Re: General summary of FAI theory

From: Daniel Burfoot (daniel.burfoot@gmail.com)
Date: Tue Nov 20 2007 - 21:50:07 MST


On Nov 21, 2007 7:27 AM, Tom McCabe <rocketjet314@yahoo.com> wrote:
> rehashing the basics. Some of the things which have
> already been
> covered years ago, and are therefore ineligible for
> rehashing:

One question/concern that I have, which is not covered by your list,
is the possibility of a powerful but sub-AGI level AI falling into the
"wrong hands".

I believe that AI will come in several iterations. The first couple
versions will be very powerful reasoning/statistical inference systems
but will not have their own goals. In other words, the AI will act
like an oracle, answering very difficult questions accurately but not
taking actions on its own.

For an example of how this could be a problem, consider the following
scenario. Dr. Evil invents such an AI system. He then uses it to
predict the stock market, so he becomes enormously wealthy. He then
constructs some simple robot soldiers, and uses them to take over the
world.

Given the existence of a Dr Evil who can construct this kind of
non-self-willed AI, the above scenario doesn't seem so implausible.
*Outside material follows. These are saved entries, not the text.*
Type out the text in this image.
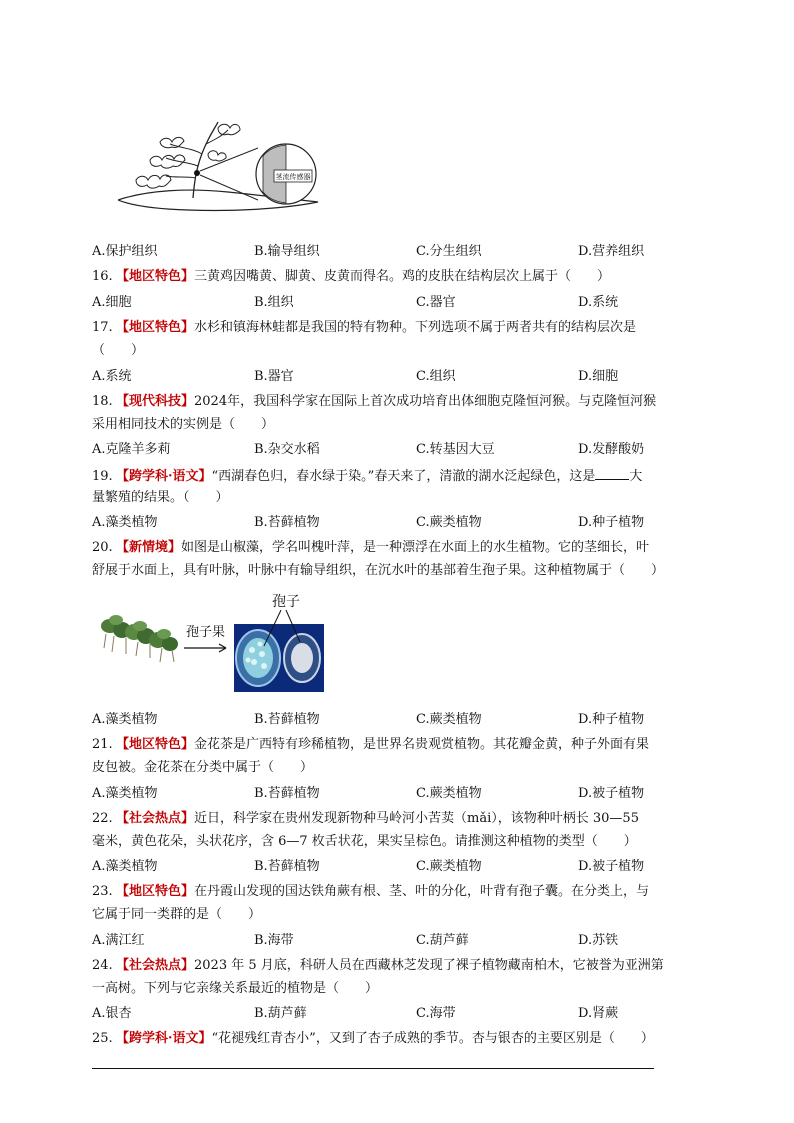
茎流传感器
A.保护组织	B.输导组织	C.分生组织	D.营养组织
16. 【地区特色】三黄鸡因嘴黄、脚黄、皮黄而得名。鸡的皮肤在结构层次上属于（　　）
A.细胞	B.组织	C.器官	D.系统
17. 【地区特色】水杉和镇海林蛙都是我国的特有物种。下列选项不属于两者共有的结构层次是
（　　）
A.系统	B.器官	C.组织	D.细胞
18. 【现代科技】2024年，我国科学家在国际上首次成功培育出体细胞克隆恒河猴。与克隆恒河猴
采用相同技术的实例是（　　）
A.克隆羊多莉	B.杂交水稻	C.转基因大豆	D.发酵酸奶
19. 【跨学科·语文】“西湖春色归，春水绿于染。”春天来了，清澈的湖水泛起绿色，这是	大
量繁殖的结果。（　　）
A.藻类植物	B.苔藓植物	C.蕨类植物	D.种子植物
20. 【新情境】如图是山椒藻，学名叫槐叶萍，是一种漂浮在水面上的水生植物。它的茎细长，叶
舒展于水面上，具有叶脉，叶脉中有输导组织，在沉水叶的基部着生孢子果。这种植物属于（　　）
孢子果
孢子
A.藻类植物	B.苔藓植物	C.蕨类植物	D.种子植物
21. 【地区特色】金花茶是广西特有珍稀植物，是世界名贵观赏植物。其花瓣金黄，种子外面有果
皮包被。金花茶在分类中属于（　　）
A.藻类植物	B.苔藓植物	C.蕨类植物	D.被子植物
22. 【社会热点】近日，科学家在贵州发现新物种马岭河小苦荬（mǎi），该物种叶柄长 30—55
毫米，黄色花朵，头状花序，含 6—7 枚舌状花，果实呈棕色。请推测这种植物的类型（　　）
A.藻类植物	B.苔藓植物	C.蕨类植物	D.被子植物
23. 【地区特色】在丹霞山发现的国达铁角蕨有根、茎、叶的分化，叶背有孢子囊。在分类上，与
它属于同一类群的是（　　）
A.满江红	B.海带	C.葫芦藓	D.苏铁
24. 【社会热点】2023 年 5 月底，科研人员在西藏林芝发现了裸子植物藏南柏木，它被誉为亚洲第
一高树。下列与它亲缘关系最近的植物是（　　）
A.银杏	B.葫芦藓	C.海带	D.肾蕨
25. 【跨学科·语文】“花褪残红青杏小”，又到了杏子成熟的季节。杏与银杏的主要区别是（　　）
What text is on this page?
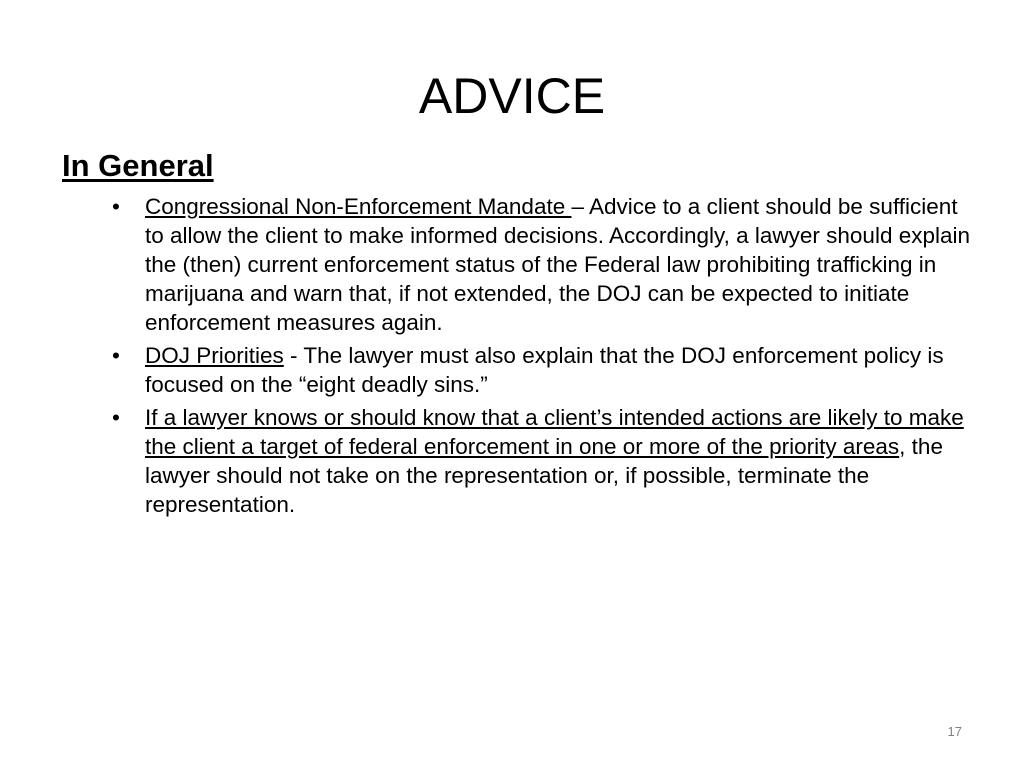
ADVICE
In General
• Congressional Non-Enforcement Mandate – Advice to a client should be sufficient to allow the client to make informed decisions. Accordingly, a lawyer should explain the (then) current enforcement status of the Federal law prohibiting trafficking in marijuana and warn that, if not extended, the DOJ can be expected to initiate enforcement measures again.
• DOJ Priorities - The lawyer must also explain that the DOJ enforcement policy is focused on the “eight deadly sins.”
• If a lawyer knows or should know that a client’s intended actions are likely to make the client a target of federal enforcement in one or more of the priority areas, the lawyer should not take on the representation or, if possible, terminate the representation.
17
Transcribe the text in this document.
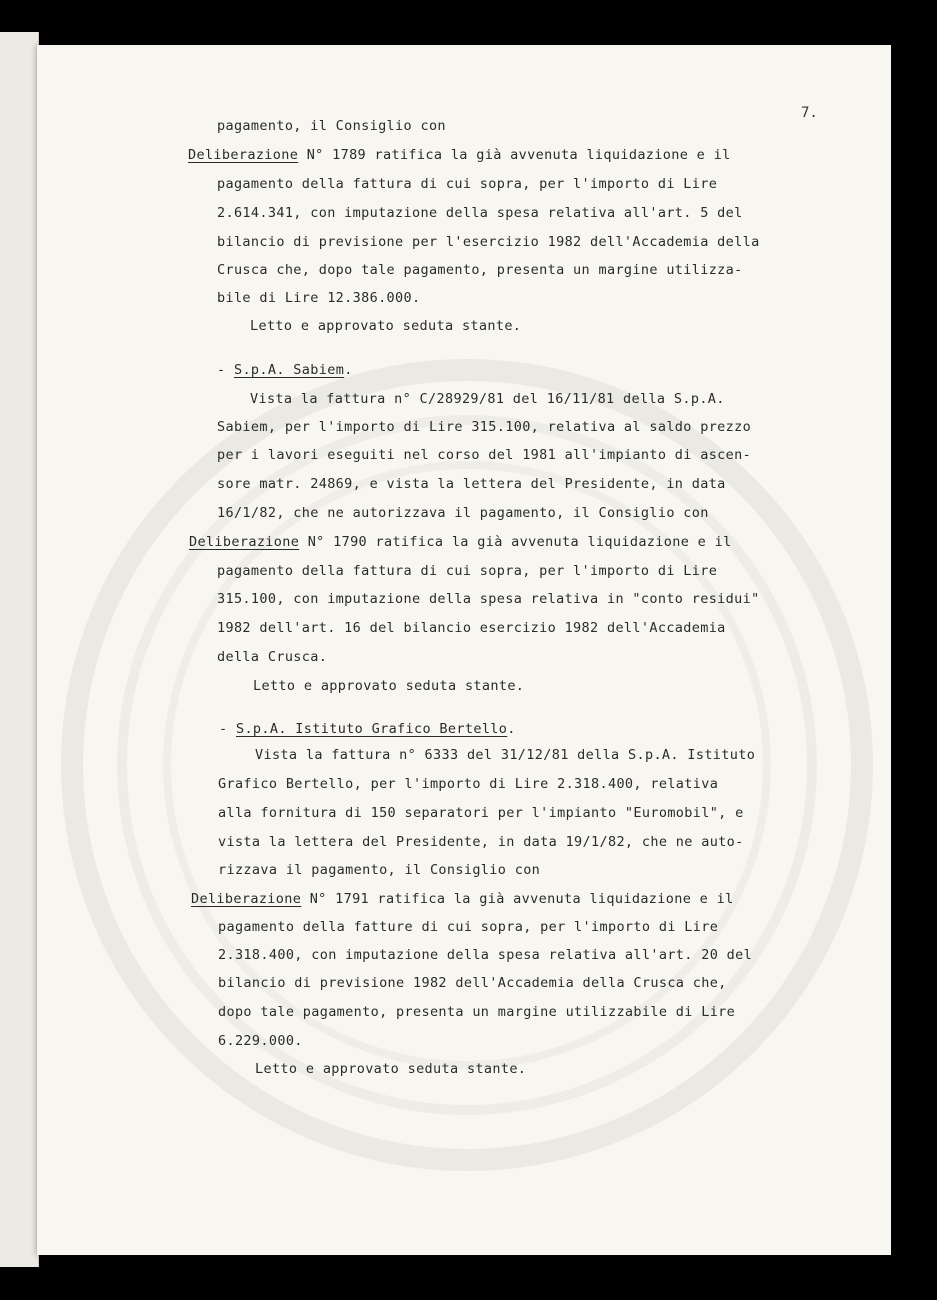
7.
pagamento, il Consiglio con
Deliberazione N° 1789 ratifica la già avvenuta liquidazione e il
pagamento della fattura di cui sopra, per l'importo di Lire
2.614.341, con imputazione della spesa relativa all'art. 5 del
bilancio di previsione per l'esercizio 1982 dell'Accademia della
Crusca che, dopo tale pagamento, presenta un margine utilizza-
bile di Lire 12.386.000.
Letto e approvato seduta stante.
- S.p.A. Sabiem.
Vista la fattura n° C/28929/81 del 16/11/81 della S.p.A.
Sabiem, per l'importo di Lire 315.100, relativa al saldo prezzo
per i lavori eseguiti nel corso del 1981 all'impianto di ascen-
sore matr. 24869, e vista la lettera del Presidente, in data
16/1/82, che ne autorizzava il pagamento, il Consiglio con
Deliberazione N° 1790 ratifica la già avvenuta liquidazione e il
pagamento della fattura di cui sopra, per l'importo di Lire
315.100, con imputazione della spesa relativa in "conto residui"
1982 dell'art. 16 del bilancio esercizio 1982 dell'Accademia
della Crusca.
Letto e approvato seduta stante.
- S.p.A. Istituto Grafico Bertello.
Vista la fattura n° 6333 del 31/12/81 della S.p.A. Istituto
Grafico Bertello, per l'importo di Lire 2.318.400, relativa
alla fornitura di 150 separatori per l'impianto "Euromobil", e
vista la lettera del Presidente, in data 19/1/82, che ne auto-
rizzava il pagamento, il Consiglio con
Deliberazione N° 1791 ratifica la già avvenuta liquidazione e il
pagamento della fatture di cui sopra, per l'importo di Lire
2.318.400, con imputazione della spesa relativa all'art. 20 del
bilancio di previsione 1982 dell'Accademia della Crusca che,
dopo tale pagamento, presenta un margine utilizzabile di Lire
6.229.000.
Letto e approvato seduta stante.
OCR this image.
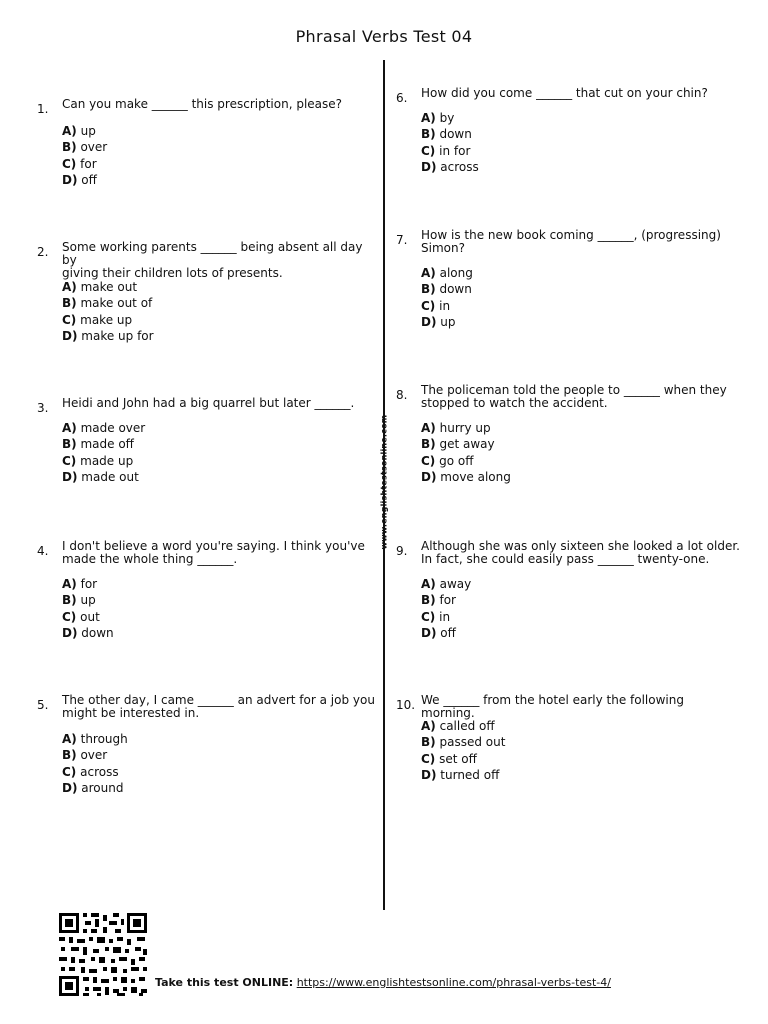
Phrasal Verbs Test 04
www.englishtestsonline.com
1. Can you make ______ this prescription, please?
A) up
B) over
C) for
D) off
2. Some working parents ______ being absent all day by
giving their children lots of presents.
A) make out
B) make out of
C) make up
D) make up for
3. Heidi and John had a big quarrel but later ______.
A) made over
B) made off
C) made up
D) made out
4. I don't believe a word you're saying. I think you've
made the whole thing ______.
A) for
B) up
C) out
D) down
5. The other day, I came ______ an advert for a job you
might be interested in.
A) through
B) over
C) across
D) around
6. How did you come ______ that cut on your chin?
A) by
B) down
C) in for
D) across
7. How is the new book coming ______, (progressing)
Simon?
A) along
B) down
C) in
D) up
8. The policeman told the people to ______ when they
stopped to watch the accident.
A) hurry up
B) get away
C) go off
D) move along
9. Although she was only sixteen she looked a lot older.
In fact, she could easily pass ______ twenty-one.
A) away
B) for
C) in
D) off
10. We ______ from the hotel early the following morning.
A) called off
B) passed out
C) set off
D) turned off
Take this test ONLINE: https://www.englishtestsonline.com/phrasal-verbs-test-4/
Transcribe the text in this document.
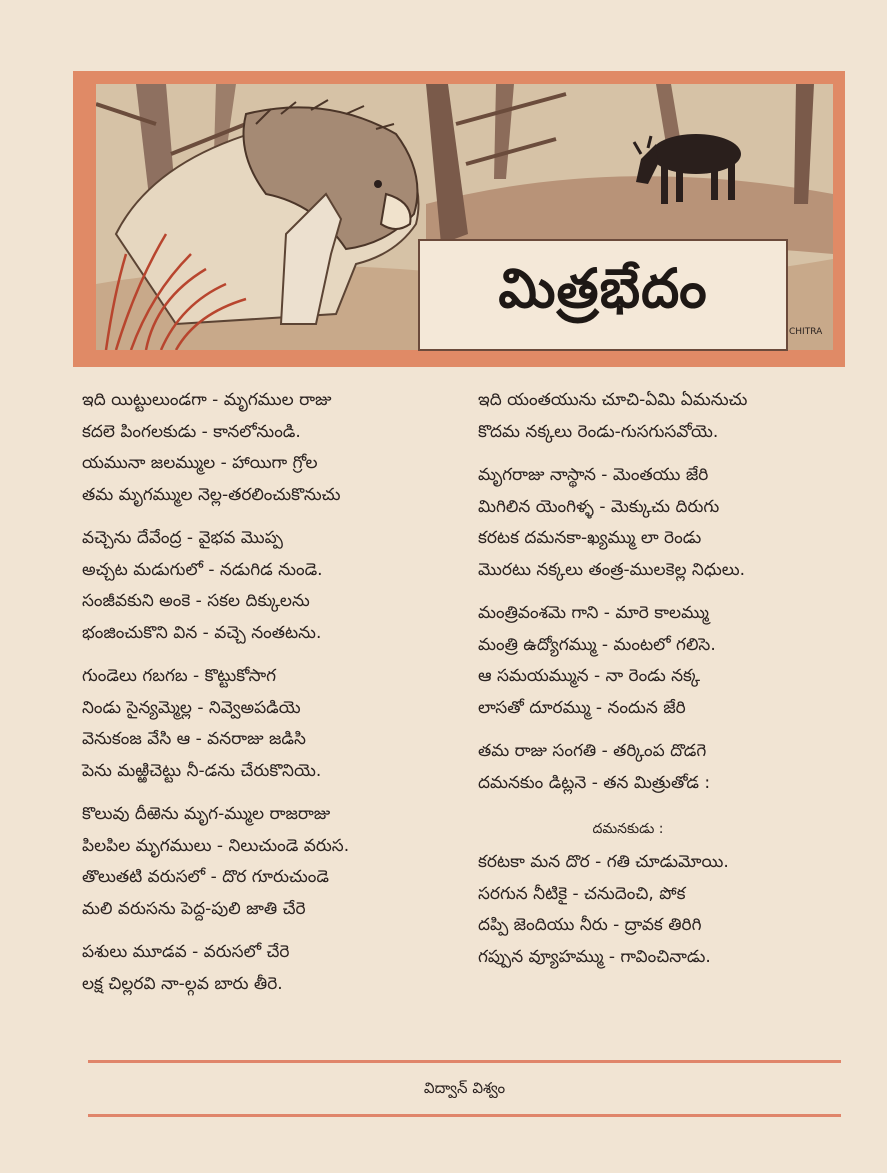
మిత్రభేదం
CHITRA
ఇది యిట్టులుండగా - మృగముల రాజు
కదలె పింగలకుడు - కానలోనుండి.
యమునా జలమ్ముల - హాయిగా గ్రోల
తమ మృగమ్ముల నెల్ల-తరలించుకొనుచు
వచ్చెను దేవేంద్ర - వైభవ మొప్ప
అచ్చట మడుగులో - నడుగిడ నుండె.
సంజీవకుని అంకె - సకల దిక్కులను
భంజించుకొని విన - వచ్చె నంతటను.
గుండెలు గబగబ - కొట్టుకోసాగ
నిండు సైన్యమ్మెల్ల - నివ్వెఅపడియె
వెనుకంజ వేసి ఆ - వనరాజు జడిసి
పెను మఱ్ఱిచెట్టు నీ-డను చేరుకొనియె.
కొలువు దీఱెను మృగ-మ్ముల రాజరాజు
పిలపిల మృగములు - నిలుచుండె వరుస.
తొలుతటి వరుసలో - దొర గూరుచుండె
మలి వరుసను పెద్ద-పులి జాతి చేరె
పశులు మూడవ - వరుసలో చేరె
లక్ష చిల్లరవి నా-ల్గవ బారు తీరె.
ఇది యంతయును చూచి-ఏమి ఏమనుచు
కొదమ నక్కలు రెండు-గుసగుసవోయె.
మృగరాజు నాస్థాన - మెంతయు జేరి
మిగిలిన యెంగిళ్ళ - మెక్కుచు దిరుగు
కరటక దమనకా-ఖ్యమ్ము లా రెండు
మొరటు నక్కలు తంత్ర-ములకెల్ల నిధులు.
మంత్రివంశమె గాని - మారె కాలమ్ము
మంత్రి ఉద్యోగమ్ము - మంటలో గలిసె.
ఆ సమయమ్మున - నా రెండు నక్క
లాసతో దూరమ్ము - నందున జేరి
తమ రాజు సంగతి - తర్కింప దొడగె
దమనకుం డిట్లనె - తన మిత్రుతోడ :
దమనకుడు :
కరటకా మన దొర - గతి చూడుమోయి.
సరగున నీటికై - చనుదెంచి, పోక
దప్పి జెందియు నీరు - ద్రావక తిరిగి
గప్పున వ్యూహమ్ము - గావించినాడు.
విద్వాన్ విశ్వం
I consider this type of problem to be somewhat more realistic than the
"super-AGI turns world into computronium" scenario. Even more
realistic is the possibility of the government obtaining a pseudo-AI
and using it for tyrannical purposes. Almost all the obvious
applications of limited AI incline in this direction (robot weapons,
computer vision for surveillance, speech recognition so the NSA can
automatically transcribe all your phone calls).

This list isn't for political debate, but I think everyone will agree
that there is not even a popsicle barricade standing between us and
AI-aided government tyranny. I consider this a rather substantial
existential risk and one which we are psychologically biased against
thinking about (it requires criticism of one's own group and
government). So in this sense discussion of AGI and politics must
unfortunately collide.

The question I'm seriously asking myself now is: should AI research be
put on hold until more political safeguards can be put in place?

Perhaps some people have discussed this at length and provided a
compelling answer. If so, please send me a link.